Indicating that a date falls before, after, or between other dates is called a temporal constraint. These obviously have their uses when implementing the concept of imprecision, but they are less appropriate between dates that both have some real-world significance. If you roughly knew, for instance, the dates of someone’s birth and baptism, then it would be inappropriate to express a temporal constraint to indicate that the latter is greater than the former. It’s inappropriate because the underlying semantics would have been lost. What is needed is an event constraint which indicates that their baptism follows their birth, and this topic was briefly discussed back in Eventful Genealogy – Part II. More recently, the topic of representing the birth order of a family’s children was discussed on the FHISO TSC-public mailing list at Birth Order. In the situation where their birth dates were unknown, it was suggested that a Family record could implicitly order them. This maybe true but a proper event constraint is a much more general concept, and one purposely designed to express those semantics. It could even be applied between twins when their birth dates are identical but their birth order was known to be otherwise.
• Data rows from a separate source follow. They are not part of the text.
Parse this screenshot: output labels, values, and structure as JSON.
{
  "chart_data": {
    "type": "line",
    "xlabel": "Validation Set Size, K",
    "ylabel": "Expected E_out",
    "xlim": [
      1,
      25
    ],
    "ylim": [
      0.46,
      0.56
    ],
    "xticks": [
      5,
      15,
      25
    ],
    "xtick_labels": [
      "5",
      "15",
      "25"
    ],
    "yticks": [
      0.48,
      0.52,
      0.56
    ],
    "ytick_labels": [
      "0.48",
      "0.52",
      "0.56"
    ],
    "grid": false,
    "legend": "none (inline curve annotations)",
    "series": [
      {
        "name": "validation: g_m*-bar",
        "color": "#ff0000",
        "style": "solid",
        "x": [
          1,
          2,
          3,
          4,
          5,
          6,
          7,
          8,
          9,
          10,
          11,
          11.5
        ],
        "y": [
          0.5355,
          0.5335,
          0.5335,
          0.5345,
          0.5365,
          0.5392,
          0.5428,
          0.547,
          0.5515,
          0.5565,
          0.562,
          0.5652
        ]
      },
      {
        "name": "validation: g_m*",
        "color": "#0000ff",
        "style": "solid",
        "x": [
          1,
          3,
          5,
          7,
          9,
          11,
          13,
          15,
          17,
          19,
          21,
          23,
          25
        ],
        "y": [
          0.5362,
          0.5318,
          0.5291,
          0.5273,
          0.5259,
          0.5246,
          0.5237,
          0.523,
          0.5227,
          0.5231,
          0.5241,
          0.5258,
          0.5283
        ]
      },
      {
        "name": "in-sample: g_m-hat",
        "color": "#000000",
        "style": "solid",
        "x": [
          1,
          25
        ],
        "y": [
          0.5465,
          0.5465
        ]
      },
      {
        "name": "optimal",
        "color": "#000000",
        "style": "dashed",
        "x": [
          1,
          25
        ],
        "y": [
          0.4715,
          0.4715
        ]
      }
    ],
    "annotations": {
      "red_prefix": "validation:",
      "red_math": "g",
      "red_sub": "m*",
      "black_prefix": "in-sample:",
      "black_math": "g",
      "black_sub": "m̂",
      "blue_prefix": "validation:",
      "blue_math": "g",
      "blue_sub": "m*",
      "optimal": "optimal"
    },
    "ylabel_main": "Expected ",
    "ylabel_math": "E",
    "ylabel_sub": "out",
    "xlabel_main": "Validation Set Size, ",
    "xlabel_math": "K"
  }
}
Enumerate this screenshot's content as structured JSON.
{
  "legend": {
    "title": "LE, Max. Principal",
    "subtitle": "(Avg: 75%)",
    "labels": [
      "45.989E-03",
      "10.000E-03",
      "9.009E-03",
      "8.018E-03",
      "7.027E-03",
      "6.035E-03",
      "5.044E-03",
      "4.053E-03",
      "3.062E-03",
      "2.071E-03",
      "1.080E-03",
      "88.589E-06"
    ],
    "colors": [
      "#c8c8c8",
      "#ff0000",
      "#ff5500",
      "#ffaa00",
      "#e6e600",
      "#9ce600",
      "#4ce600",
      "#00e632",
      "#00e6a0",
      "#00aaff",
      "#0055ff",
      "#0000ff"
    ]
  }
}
If we want to take an extreme view of imprecision then we have to discuss the concept of probability distributions. Simply saying that something occurred during 1881–1885 doesn’t indicate whether 1881 is more or less likely than 1883 (i.e. mid-range); it simply describes a flat distribution of the likelihood. I believe that in most cases like this one, we could indicate one date that would be the statistical mode (i.e. the most common or likely value) of the distribution, but specifying and utilising distribution curves would be impractical in my opinion.

An interesting take on this may be found in recent research undertaken in Verona, Italy, to look at supporting fuzzy dates on their SITAVR information system.[2] Their research considers basic aspects of fuzzy dates, calendars, fuzzy temporal constraint networks (FTCN), and probability distributions. Those distributions are of a trapezoidal nature, and so require only four defining values rather than a full curve. Although the report may be very academic, it’s worth reading since the justification is the real-world archaeological data in their SITAVR system; much of which is subjective, estimated, or imprecise.
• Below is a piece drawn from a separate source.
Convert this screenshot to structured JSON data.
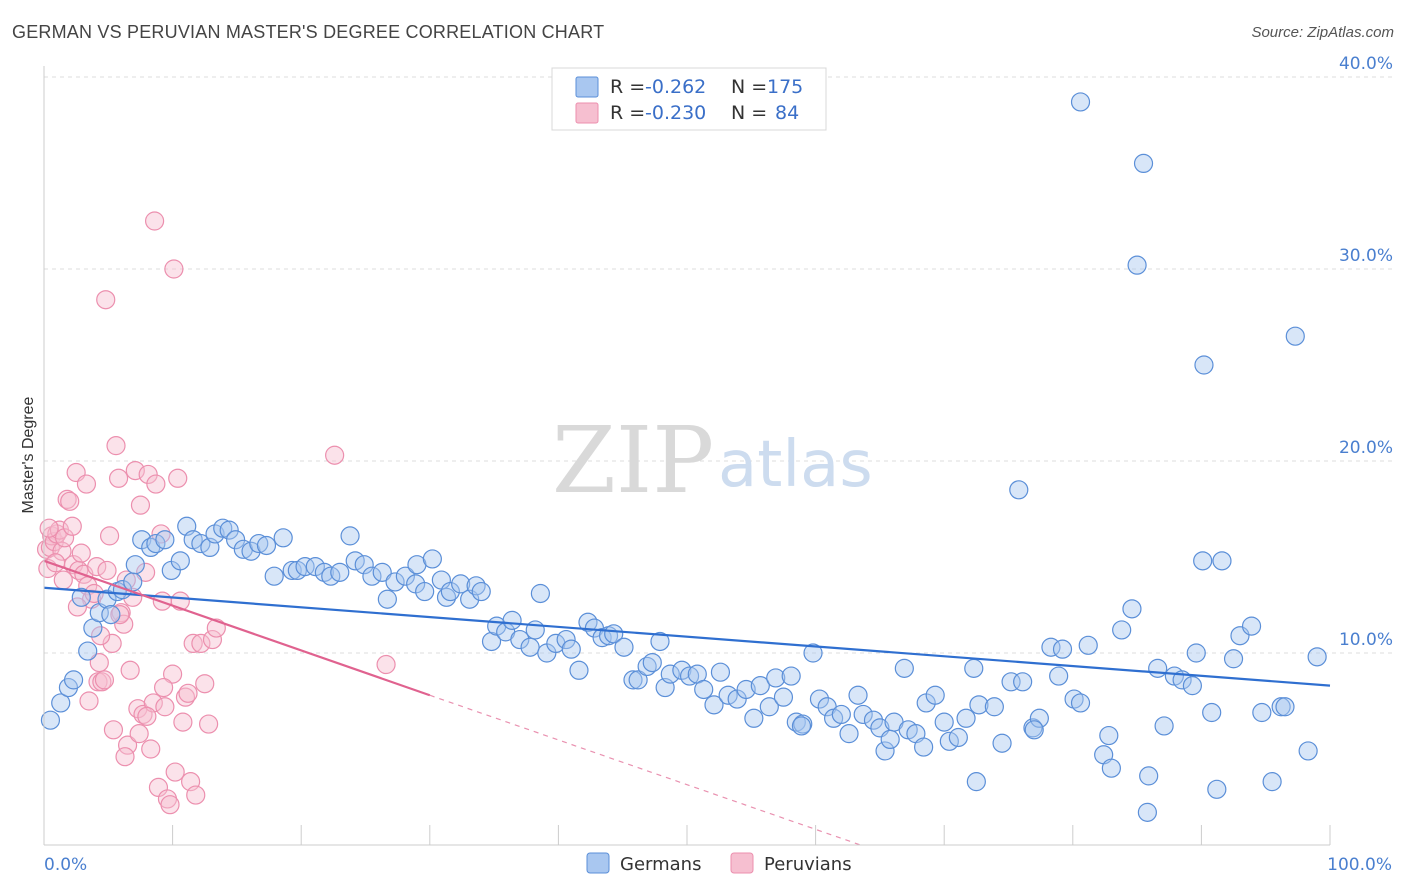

In conclusion, there are distinct reasons for the different date notations, and we should keep them in focus so that we don’t confuse them:

  • Computer-readable. These notations may record details of transcription issues (e.g. uncertain characters) or the uncertainty of a claimed date. I would contend that these are both general requirements that should apply to any datum — including numbers and text — and not just dates. For a decipherable date, they will also represent details of granularity and imprecision, both of which must be represented in a way that facilitates efficient comparison, sorting, and searching.
  • Humanly-readable. The traditional notations we use in written works rarely go into great detail regarding the possibilities or the levels of surety. In order to produce a humanly-readable version of a computer notation then one alternative might be to generate the nearest traditional form and use a footnote, or an interactive pop-up or right-click equivalent, to supplement it with the greater detail.

The jury may be out as regards the level of detail required in our notations, and whether imprecision should consider variable likelihoods (i.e. some type of probability distribution). However, in constructing such a notation, we must remain sure of whether it’s designed for humans or for computer software, and whether the issues being addressed are specific to dates or are a general consideration for any type of datum.

[1] Coined from Latin paene ("almost”) and lumen (“light”). Analogous to umbra and penumbra for shadow.
[2] Alberto Belussi and Sara Migliorini, "Modeling Time in Archaeological Data: the Verona Case Study", report to Dipartimento di Informatica Università degli Studi di Verona, Apr 2014, Verona University ( : accessed 29 Jan 2015).